I decided to message her.
Reed: Judging from how you just waltzed by my office, your ankle seems to be a lot better. I’m guessing you won’t need a ride tomorrow.
Charlotte: LOL. I thought you were supposed to be at a lunch meeting on the Upper West Side.
Reed: Cancelled.
Charlotte: Ah, well, yes, I am doing much better. The rides into the office have been very helpful. While I’ve enjoyed your charming morning personality, you’re right. I think I can fend for myself now. The recovery time has far exceeded my expectations.
Reed: It’s far exceeded mine as well, so much so that it seems totally unbelievable. In any case, glad to see you’re feeling better. I guess now you can fetch my dry cleaning. I have some shirts that need picking up from Union Street Cleaners.
Even though menial tasks like getting coffee were part of Charlotte’s technical job description, we rarely asked her to do things like that anymore. Most of her responsibilities kept her in the office or at showings. Her role in the company was expanding. So I was totally messing with her in asking her to pick up my dry cleaning.
Charlotte: I’d be happy to pick up your shirts. Are they ready?
Reed: I was just kidding. I can pick up my own dry cleaning. You don’t need to do that.
Charlotte: Oh.
A few moments later, she appeared at my door. Her face was flushed, and she seemed like she had something major on her mind. “Can I come in?”
“You don’t have to ask.” I could see that Charlotte was definitely nervous. I took off my glasses and placed them on the desk. “What’s up?”
She closed the door, and her heels clicked as she slowly approached my desk.
“Is everything alright, Charlotte?”
“Yes.” She rubbed her palms on her skirt. “I’m just nervous to ask you something. But I told myself that I was going to do it anyway.”
“Okay . . .”
“I was wondering . . . if you would like to . . . well . . .”
“Just say it.”
Charlotte looked down at her feet. “Lately, I’ve been telling myself that I’m going to make more of an effort to go after what I want in life, take the bull by the horns, if you will. And, well . . . I really like your company. I was wondering if you would want to go out with me sometime outside of work?” She let out a long breath. “On a date.”
It felt like all my breath left my body.
I. Was. Not. Expecting. That.
Charlotte was asking me out on a date.
She was insane. And ballsy. And so fucking adorable.
And I wanted to say yes. God, how I wanted to say yes more than anything I’d wanted in a very long time.
But I knew that I couldn’t lead her on, as much as I enjoyed spending time with her. As much as being around her made me happy. As goddamn beautiful as I thought she was.
My lack of response caused her to backtrack. “Oh my God, Reed. Forget I said anything. It was just an impulsive thing. I really enjoyed our time together this week, and I find you . . . very attractive . . . and you sometimes look at me like you might feel the same and that whole thong experience in my office that one night . . . it was weird yet sexy . . . and I just thought that maybe—”
“I can’t, Charlotte. I’m sorry. I just can’t date anyone right now. The reasons are too complicated to get into. But my saying no has everything to do with me and absolutely nothing to do with you. I think you’re remarkable. You need to know that.”

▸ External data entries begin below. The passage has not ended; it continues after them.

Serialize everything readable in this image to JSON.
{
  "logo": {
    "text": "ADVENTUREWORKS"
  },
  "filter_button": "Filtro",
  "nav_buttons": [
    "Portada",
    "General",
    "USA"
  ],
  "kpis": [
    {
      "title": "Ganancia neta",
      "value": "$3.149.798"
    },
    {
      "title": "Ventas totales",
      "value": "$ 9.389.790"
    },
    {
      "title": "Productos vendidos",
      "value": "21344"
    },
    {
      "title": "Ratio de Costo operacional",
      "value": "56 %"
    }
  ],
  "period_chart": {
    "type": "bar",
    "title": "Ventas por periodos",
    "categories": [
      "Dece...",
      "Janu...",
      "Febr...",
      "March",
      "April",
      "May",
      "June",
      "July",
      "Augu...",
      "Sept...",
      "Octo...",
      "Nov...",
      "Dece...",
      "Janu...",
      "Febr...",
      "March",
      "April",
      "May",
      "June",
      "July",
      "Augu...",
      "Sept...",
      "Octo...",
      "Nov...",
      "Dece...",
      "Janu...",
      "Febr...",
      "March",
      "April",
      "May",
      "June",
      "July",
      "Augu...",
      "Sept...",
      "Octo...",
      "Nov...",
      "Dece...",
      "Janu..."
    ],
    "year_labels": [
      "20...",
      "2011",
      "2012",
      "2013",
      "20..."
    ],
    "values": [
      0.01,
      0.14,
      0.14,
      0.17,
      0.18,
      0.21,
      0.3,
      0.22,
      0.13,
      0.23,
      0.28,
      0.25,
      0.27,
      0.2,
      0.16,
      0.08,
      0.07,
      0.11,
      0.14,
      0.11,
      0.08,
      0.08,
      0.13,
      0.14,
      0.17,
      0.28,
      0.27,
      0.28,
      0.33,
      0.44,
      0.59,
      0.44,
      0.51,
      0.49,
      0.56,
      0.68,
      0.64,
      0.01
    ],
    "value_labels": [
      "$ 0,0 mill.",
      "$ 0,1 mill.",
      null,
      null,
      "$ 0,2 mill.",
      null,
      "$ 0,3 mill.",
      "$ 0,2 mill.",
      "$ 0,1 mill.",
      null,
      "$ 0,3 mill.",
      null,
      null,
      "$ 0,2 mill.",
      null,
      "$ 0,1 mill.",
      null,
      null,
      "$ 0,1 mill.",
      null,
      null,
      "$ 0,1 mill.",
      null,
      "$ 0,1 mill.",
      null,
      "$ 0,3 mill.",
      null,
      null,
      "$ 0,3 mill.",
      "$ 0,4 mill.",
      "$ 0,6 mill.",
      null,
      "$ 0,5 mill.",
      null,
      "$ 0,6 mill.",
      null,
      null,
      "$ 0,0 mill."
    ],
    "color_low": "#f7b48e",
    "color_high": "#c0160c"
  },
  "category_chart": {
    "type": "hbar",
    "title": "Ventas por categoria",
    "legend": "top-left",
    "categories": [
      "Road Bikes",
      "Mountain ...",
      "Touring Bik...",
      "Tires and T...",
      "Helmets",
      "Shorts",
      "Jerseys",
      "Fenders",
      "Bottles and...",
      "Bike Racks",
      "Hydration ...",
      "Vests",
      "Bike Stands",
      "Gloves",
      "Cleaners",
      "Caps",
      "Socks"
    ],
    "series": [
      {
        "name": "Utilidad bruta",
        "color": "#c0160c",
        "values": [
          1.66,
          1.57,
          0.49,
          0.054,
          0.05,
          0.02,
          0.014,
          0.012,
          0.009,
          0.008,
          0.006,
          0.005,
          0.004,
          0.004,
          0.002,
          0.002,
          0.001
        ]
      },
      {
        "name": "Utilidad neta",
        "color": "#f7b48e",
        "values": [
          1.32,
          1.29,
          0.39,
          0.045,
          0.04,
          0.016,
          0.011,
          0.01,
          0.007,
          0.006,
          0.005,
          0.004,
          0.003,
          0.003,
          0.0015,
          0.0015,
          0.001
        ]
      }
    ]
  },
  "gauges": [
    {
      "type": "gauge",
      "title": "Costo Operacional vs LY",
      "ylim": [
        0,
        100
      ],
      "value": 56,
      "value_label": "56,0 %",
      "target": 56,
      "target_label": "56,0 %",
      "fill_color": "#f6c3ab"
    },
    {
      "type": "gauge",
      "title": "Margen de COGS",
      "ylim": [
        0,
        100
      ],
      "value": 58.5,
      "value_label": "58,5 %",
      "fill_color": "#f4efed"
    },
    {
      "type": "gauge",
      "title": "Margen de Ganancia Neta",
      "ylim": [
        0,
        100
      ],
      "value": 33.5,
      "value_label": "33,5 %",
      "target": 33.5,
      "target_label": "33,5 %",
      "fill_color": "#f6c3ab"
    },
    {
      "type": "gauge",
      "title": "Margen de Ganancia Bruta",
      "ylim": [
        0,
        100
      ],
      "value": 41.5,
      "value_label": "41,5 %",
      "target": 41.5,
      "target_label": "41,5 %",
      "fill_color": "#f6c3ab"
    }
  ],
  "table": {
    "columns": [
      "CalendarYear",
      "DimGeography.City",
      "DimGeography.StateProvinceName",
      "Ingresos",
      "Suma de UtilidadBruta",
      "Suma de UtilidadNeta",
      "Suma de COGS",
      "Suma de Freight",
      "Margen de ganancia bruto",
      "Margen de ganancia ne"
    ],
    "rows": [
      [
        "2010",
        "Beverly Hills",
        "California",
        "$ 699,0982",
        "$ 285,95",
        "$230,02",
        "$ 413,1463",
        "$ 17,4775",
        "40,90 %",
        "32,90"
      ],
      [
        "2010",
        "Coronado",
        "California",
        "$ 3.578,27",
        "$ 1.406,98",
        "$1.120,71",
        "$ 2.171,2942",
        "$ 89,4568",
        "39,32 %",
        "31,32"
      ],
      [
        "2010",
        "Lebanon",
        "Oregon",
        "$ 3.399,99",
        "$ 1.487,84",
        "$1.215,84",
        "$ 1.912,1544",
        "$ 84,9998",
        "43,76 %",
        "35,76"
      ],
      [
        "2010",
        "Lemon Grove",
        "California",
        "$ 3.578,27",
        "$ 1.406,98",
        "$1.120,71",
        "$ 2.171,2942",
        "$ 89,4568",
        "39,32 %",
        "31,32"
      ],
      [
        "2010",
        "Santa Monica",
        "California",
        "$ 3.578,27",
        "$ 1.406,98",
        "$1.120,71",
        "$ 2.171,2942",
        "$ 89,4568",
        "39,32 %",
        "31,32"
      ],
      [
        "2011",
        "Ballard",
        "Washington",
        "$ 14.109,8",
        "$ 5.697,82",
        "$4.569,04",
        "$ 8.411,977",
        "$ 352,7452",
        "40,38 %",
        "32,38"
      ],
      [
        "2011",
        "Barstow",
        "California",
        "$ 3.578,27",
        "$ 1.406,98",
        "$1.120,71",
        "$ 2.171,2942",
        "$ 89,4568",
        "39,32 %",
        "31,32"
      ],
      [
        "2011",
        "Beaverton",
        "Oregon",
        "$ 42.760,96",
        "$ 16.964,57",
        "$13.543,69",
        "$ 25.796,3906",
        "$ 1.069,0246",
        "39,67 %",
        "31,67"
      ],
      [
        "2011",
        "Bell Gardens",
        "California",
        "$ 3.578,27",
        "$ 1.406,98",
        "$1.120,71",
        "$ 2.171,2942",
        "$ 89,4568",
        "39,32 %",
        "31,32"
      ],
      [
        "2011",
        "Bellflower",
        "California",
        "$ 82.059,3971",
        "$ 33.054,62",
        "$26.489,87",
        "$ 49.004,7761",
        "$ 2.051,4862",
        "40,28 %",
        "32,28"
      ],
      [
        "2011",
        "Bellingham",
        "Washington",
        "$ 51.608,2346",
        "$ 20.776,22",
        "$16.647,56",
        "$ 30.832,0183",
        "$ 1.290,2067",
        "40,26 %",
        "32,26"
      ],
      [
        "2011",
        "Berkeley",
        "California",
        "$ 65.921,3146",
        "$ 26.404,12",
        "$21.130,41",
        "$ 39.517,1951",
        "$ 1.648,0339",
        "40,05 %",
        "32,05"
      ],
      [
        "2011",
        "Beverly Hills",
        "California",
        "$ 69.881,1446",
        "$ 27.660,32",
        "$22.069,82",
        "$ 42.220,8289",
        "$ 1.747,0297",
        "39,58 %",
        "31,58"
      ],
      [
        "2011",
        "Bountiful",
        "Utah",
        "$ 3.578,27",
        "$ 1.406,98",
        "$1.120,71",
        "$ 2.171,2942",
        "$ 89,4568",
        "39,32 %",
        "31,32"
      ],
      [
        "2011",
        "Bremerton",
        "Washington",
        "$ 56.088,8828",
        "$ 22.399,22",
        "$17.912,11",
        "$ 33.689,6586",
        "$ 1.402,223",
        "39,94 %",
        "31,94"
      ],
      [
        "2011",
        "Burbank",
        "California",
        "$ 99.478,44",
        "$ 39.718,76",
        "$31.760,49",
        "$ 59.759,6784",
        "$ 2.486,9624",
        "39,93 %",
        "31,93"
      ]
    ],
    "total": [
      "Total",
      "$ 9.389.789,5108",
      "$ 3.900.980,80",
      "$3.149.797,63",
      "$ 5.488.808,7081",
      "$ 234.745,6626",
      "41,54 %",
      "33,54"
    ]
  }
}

“Okay.” She just kept nodding repeatedly. “Okay. Can we forget I asked this, then?”
“Totally forgotten.”
She turned around and basically fled.
After she left my office, my heart felt like it had been ripped out of my chest. What she’d just done took a hell of a lot of guts. I knew that no matter what I said, she would somehow take it personally, and that killed me. I felt awful. She couldn’t possibly know how badly I wished I could’ve said yes.
And her boldness . . . that was so damn hot. Knowing she wanted me made it even harder to accept that I wasn’t going to be able to have her.
As the afternoon wore on, I couldn’t stop obsessing about having hurt Charlotte in some way. I wondered if there was a work-around, if there were a way I could spend time with her outside of work but where it wouldn’t be perceived as a date.
Deep down, I knew I was bullshitting myself. But if I never put myself in a position where I was alone with her, what would be the harm in spending some time with her?